Proyek percontohan program perhutanan sosial di Muara Gembong mulai menampakkan hasil. Panen perdana lahan tambak Muara Gembong ini mencapai 4-5 ton per hektar, jauh lebih tinggi sebelum program perhutanan sosial dijalankan yaitu hanya 50-100 kg per hektar.
Program yang dicanangkan dan diresmikan oleh Presiden Republik Indonesia Joko Widodo ini mampu meningkatkan pendapatan petambak secara signifikan. Hal ini terlihat pada panen perdana yang mencatat pendapatan bersih yang diterima petambak mencapai Rp 72 juta per 4 (empat) bulan atau Rp 18 juta per bulan. Selain itu, Petambak juga dapat membayar upah untuk pekerja tambak sesuai dengan UMR, yaitu sebesar Rp 3,4 juta per bulan.
Pada pelaksanaan redistribusi asset ini, Kementerian BUMN memfasilitasi kerjasama antar badan usaha milik Negara dan institusi lainnya. Di Muara Gembong, Bank Mandiri menjadi Project Leader yang dibantu Kementerian Lingkungan Hidup dan Kehutanan (KLHK), Kementerian Kelautan dan Perikanan (KKP), Kementerian Pekerjaan Umum dan Perumahan Rakyat (PUPR), serta PT Perusahaan Listrik Negara (PLN) untuk mendukung penyediaan listrik dan PT Perikanan Indonesia (Perindo) sebagai Offtaker.
Menurut Project Manager Redistribusi Aset Muara Gembong Agus Dwi Handaya, program ini mampu meningkatkan pendapatan petambak secara signifikan dan diyakini mampu mendorong ekonomi Indonesia tumbuh ke arah yang jauh lebih baik.
“Program redistribusi aset ini juga menjadi salah satu sinergi BUMN untuk selalu hadir dan membantu meningkatkan nilai tambah bagi masyarakat, serta selaras dengan keinginan kami untuk meningkatkan peran aktif dalam memakmurkan negeri,” kata Agus yang juga tercatat sebagai Pejabat Executive Kepatuhan Bank Mandiri.

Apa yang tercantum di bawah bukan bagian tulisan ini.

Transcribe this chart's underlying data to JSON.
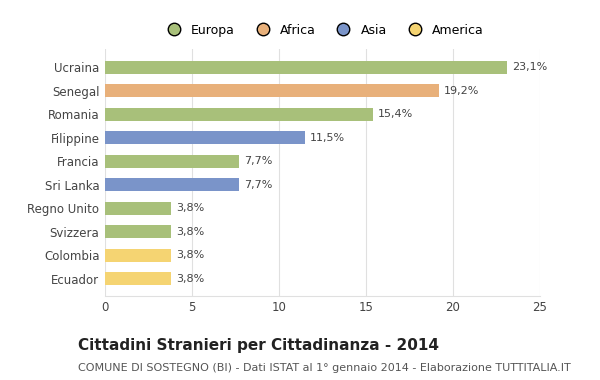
{
  "categories": [
    "Ucraina",
    "Senegal",
    "Romania",
    "Filippine",
    "Francia",
    "Sri Lanka",
    "Regno Unito",
    "Svizzera",
    "Colombia",
    "Ecuador"
  ],
  "values": [
    23.1,
    19.2,
    15.4,
    11.5,
    7.7,
    7.7,
    3.8,
    3.8,
    3.8,
    3.8
  ],
  "labels": [
    "23,1%",
    "19,2%",
    "15,4%",
    "11,5%",
    "7,7%",
    "7,7%",
    "3,8%",
    "3,8%",
    "3,8%",
    "3,8%"
  ],
  "colors": [
    "#a8c07a",
    "#e8b07a",
    "#a8c07a",
    "#7a94c9",
    "#a8c07a",
    "#7a94c9",
    "#a8c07a",
    "#a8c07a",
    "#f5d472",
    "#f5d472"
  ],
  "legend_labels": [
    "Europa",
    "Africa",
    "Asia",
    "America"
  ],
  "legend_colors": [
    "#a8c07a",
    "#e8b07a",
    "#7a94c9",
    "#f5d472"
  ],
  "title": "Cittadini Stranieri per Cittadinanza - 2014",
  "subtitle": "COMUNE DI SOSTEGNO (BI) - Dati ISTAT al 1° gennaio 2014 - Elaborazione TUTTITALIA.IT",
  "xlim": [
    0,
    25
  ],
  "xticks": [
    0,
    5,
    10,
    15,
    20,
    25
  ],
  "background_color": "#ffffff",
  "grid_color": "#e0e0e0",
  "title_fontsize": 11,
  "subtitle_fontsize": 8,
  "label_fontsize": 8,
  "tick_fontsize": 8.5,
  "legend_fontsize": 9
}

Bank Mandiri, lanjut Agus, berkomitmen untuk terus mendukung pemerataan ekonomi dengan cara pengelolaan hutan yang lebih sistematis dan intensif, namun tetap berbasis pada kepentingan pengembangan ekonomi masyarakat.
Dalam proses redistribusi aset lahan tambak Muara Gembong, Balai Layanan Usaha Produksi Perikanan Budidaya (BLUPPB) Kementerian Kelautan dan Perikanan (KKP) membantu pengolahan lahan tambak dan pengadaan bibit udang. Sementara Kementerian Lingkungan Hidup dan Kehutanan (KLHK), membantu penerbitan Izin Pemanfaatan Hutan Perhutanan Sosial (IPHPS) bagi petambak lokal penggarap, dengan syarat mereka juga harus menanam mangrove di lahan yang sama.

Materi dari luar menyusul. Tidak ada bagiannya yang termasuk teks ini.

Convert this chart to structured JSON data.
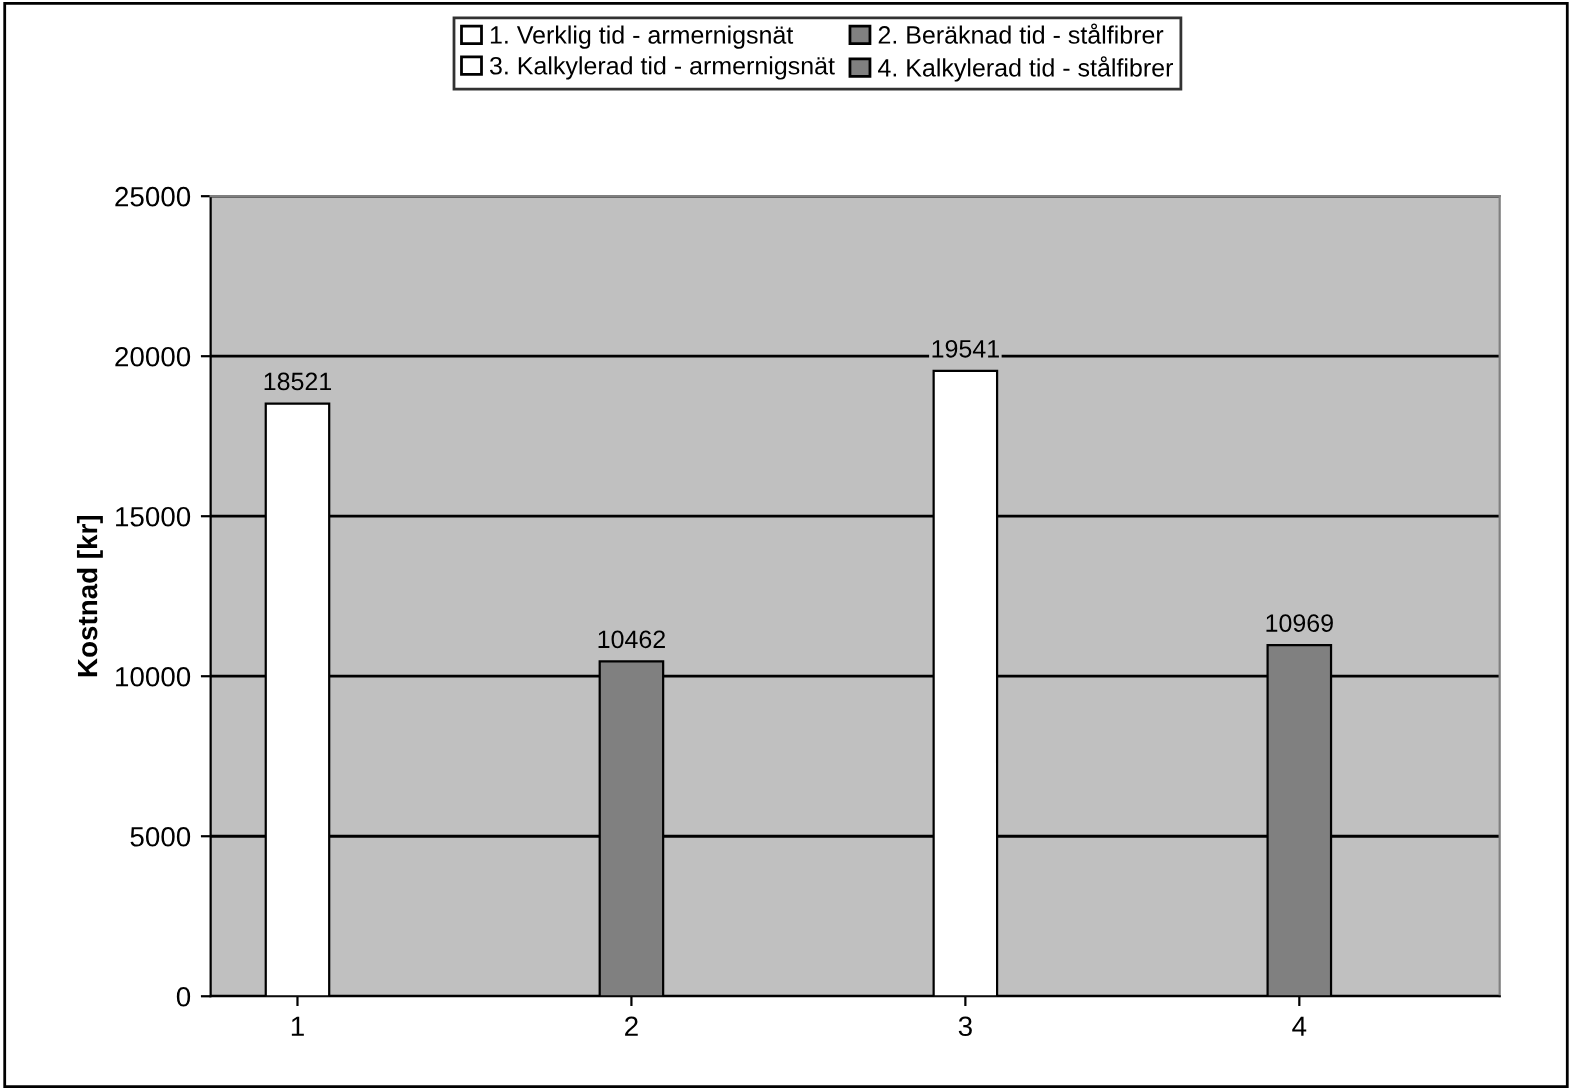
{
  "chart_data": {
    "type": "bar",
    "ylabel": "Kostnad [kr]",
    "categories": [
      "1",
      "2",
      "3",
      "4"
    ],
    "series": [
      {
        "name": "1. Verklig tid - armernigsnät",
        "color": "#ffffff",
        "values": [
          18521,
          null,
          null,
          null
        ]
      },
      {
        "name": "2. Beräknad tid - stålfibrer",
        "color": "#808080",
        "values": [
          null,
          10462,
          null,
          null
        ]
      },
      {
        "name": "3. Kalkylerad tid - armernigsnät",
        "color": "#ffffff",
        "values": [
          null,
          null,
          19541,
          null
        ]
      },
      {
        "name": "4. Kalkylerad tid - stålfibrer",
        "color": "#808080",
        "values": [
          null,
          null,
          null,
          10969
        ]
      }
    ],
    "ylim": [
      0,
      25000
    ],
    "yticks": [
      0,
      5000,
      10000,
      15000,
      20000,
      25000
    ],
    "grid": "y",
    "legend": "top",
    "data_labels": true
  }
}
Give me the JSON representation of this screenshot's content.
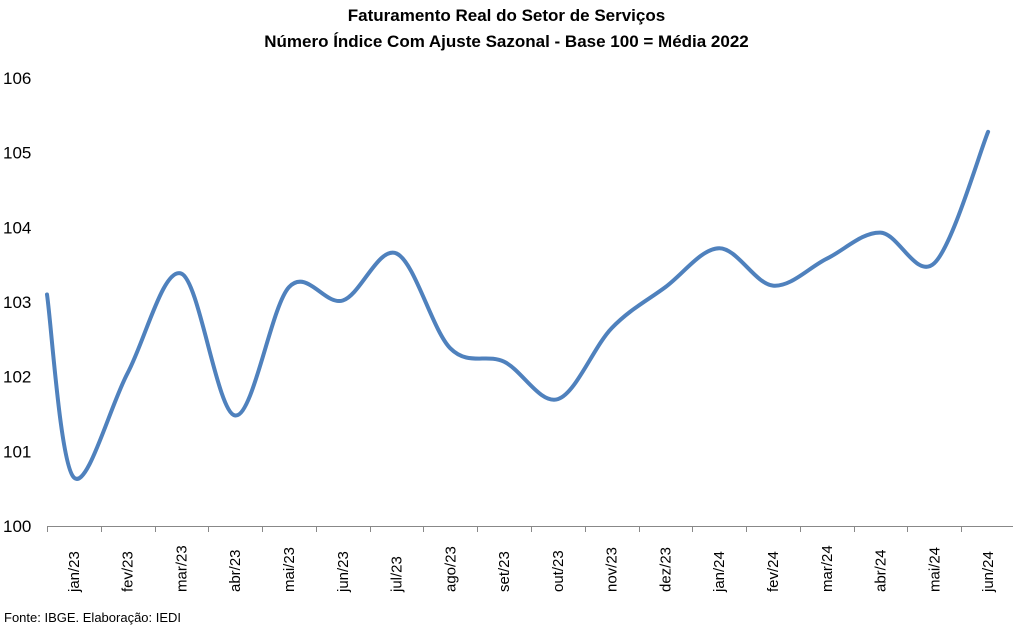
{
  "chart_data": {
    "type": "line",
    "title": "Faturamento  Real do Setor de Serviços",
    "subtitle": "Número Índice Com Ajuste Sazonal - Base 100 = Média 2022",
    "xlabel": "",
    "ylabel": "",
    "ylim": [
      100,
      106
    ],
    "yticks": [
      "100",
      "101",
      "102",
      "103",
      "104",
      "105",
      "106"
    ],
    "categories": [
      "jan/23",
      "fev/23",
      "mar/23",
      "abr/23",
      "mai/23",
      "jun/23",
      "jul/23",
      "ago/23",
      "set/23",
      "out/23",
      "nov/23",
      "dez/23",
      "jan/24",
      "fev/24",
      "mar/24",
      "abr/24",
      "mai/24",
      "jun/24"
    ],
    "series": [
      {
        "name": "",
        "color": "#4f81bd",
        "start_value": 103.1,
        "values": [
          100.65,
          102.05,
          103.38,
          101.48,
          103.2,
          103.02,
          103.65,
          102.38,
          102.2,
          101.7,
          102.65,
          103.2,
          103.72,
          103.22,
          103.58,
          103.93,
          103.52,
          105.28
        ]
      }
    ],
    "grid": false,
    "legend": "none"
  },
  "source": "Fonte: IBGE. Elaboração: IEDI"
}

“Skema redistribusi aset kepada petambak lokal secara terintegrasi ini dapat dilakukan di wilayah lain dengan kondisi yang relatif sama. Dengan begitu, kami percaya bahwa melalui program ini, diharapkan tingkat kesejahteraan masyarakat jadi meningkat dan mendorong pembangunan ekonomi dapat lebih merata,” ujar Agus Dwi Handaya.

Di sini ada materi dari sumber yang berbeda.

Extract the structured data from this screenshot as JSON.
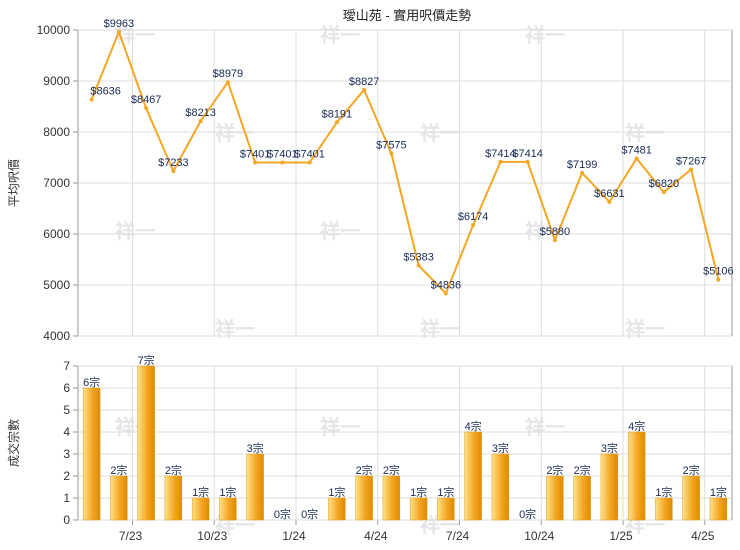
{
  "chart_data": [
    {
      "type": "line",
      "title": "璦山苑 - 實用呎價走勢",
      "ylabel": "平均呎價",
      "ylim": [
        4000,
        10000
      ],
      "yticks": [
        4000,
        5000,
        6000,
        7000,
        8000,
        9000,
        10000
      ],
      "grid": true,
      "color": "#f5a623",
      "series": [
        {
          "values": [
            8636,
            9963,
            8467,
            7233,
            8213,
            8979,
            7401,
            7401,
            7401,
            8191,
            8827,
            7575,
            5383,
            4836,
            6174,
            7414,
            7414,
            5880,
            7199,
            6631,
            7481,
            6820,
            7267,
            5106
          ],
          "labels": [
            "$8636",
            "$9963",
            "$8467",
            "$7233",
            "$8213",
            "$8979",
            "$7401",
            "$7401",
            "$7401",
            "$8191",
            "$8827",
            "$7575",
            "$5383",
            "$4836",
            "$6174",
            "$7414",
            "$7414",
            "$5880",
            "$7199",
            "$6631",
            "$7481",
            "$6820",
            "$7267",
            "$5106"
          ]
        }
      ]
    },
    {
      "type": "bar",
      "ylabel": "成交宗數",
      "ylim": [
        0,
        7
      ],
      "yticks": [
        0,
        1,
        2,
        3,
        4,
        5,
        6,
        7
      ],
      "grid": true,
      "color": "#f5a623",
      "values": [
        6,
        2,
        7,
        2,
        1,
        1,
        3,
        0,
        0,
        1,
        2,
        2,
        1,
        1,
        4,
        3,
        0,
        2,
        2,
        3,
        4,
        1,
        2,
        1
      ],
      "labels": [
        "6宗",
        "2宗",
        "7宗",
        "2宗",
        "1宗",
        "1宗",
        "3宗",
        "0宗",
        "0宗",
        "1宗",
        "2宗",
        "2宗",
        "1宗",
        "1宗",
        "4宗",
        "3宗",
        "0宗",
        "2宗",
        "2宗",
        "3宗",
        "4宗",
        "1宗",
        "2宗",
        "1宗"
      ],
      "x_tick_labels": [
        "7/23",
        "10/23",
        "1/24",
        "4/24",
        "7/24",
        "10/24",
        "1/25",
        "4/25"
      ]
    }
  ],
  "watermark": "祥一"
}
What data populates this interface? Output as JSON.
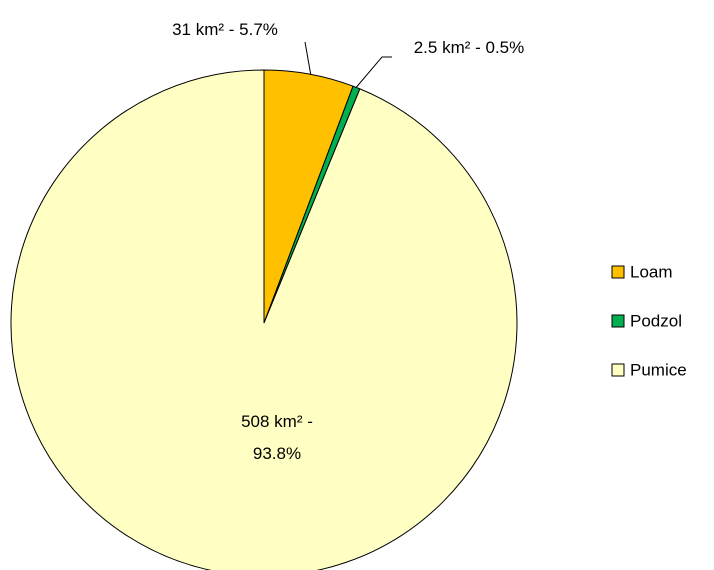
{
  "chart_data": {
    "type": "pie",
    "categories": [
      "Loam",
      "Podzol",
      "Pumice"
    ],
    "values": [
      31,
      2.5,
      508
    ],
    "value_labels": [
      "31 km² - 5.7%",
      "2.5 km² - 0.5%",
      "508 km² - 93.8%"
    ],
    "colors": [
      "#ffc000",
      "#00b050",
      "#ffffc4"
    ],
    "legend": "right"
  }
}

Adapun pendekatan yang digunakan, lanjut Agus, adalah model community development yang membutuhkan beberapa elemen pendukung, yakni infrastruktur tambak dan penunjang tambak, sosiokultural, kelembagaan, pendampingan dan off-taker, pembiayaan petambak, peningkatan program kapabilitas, penggunaan teknologi modernisasi tambak, dan monitoring program konservasi mangrove.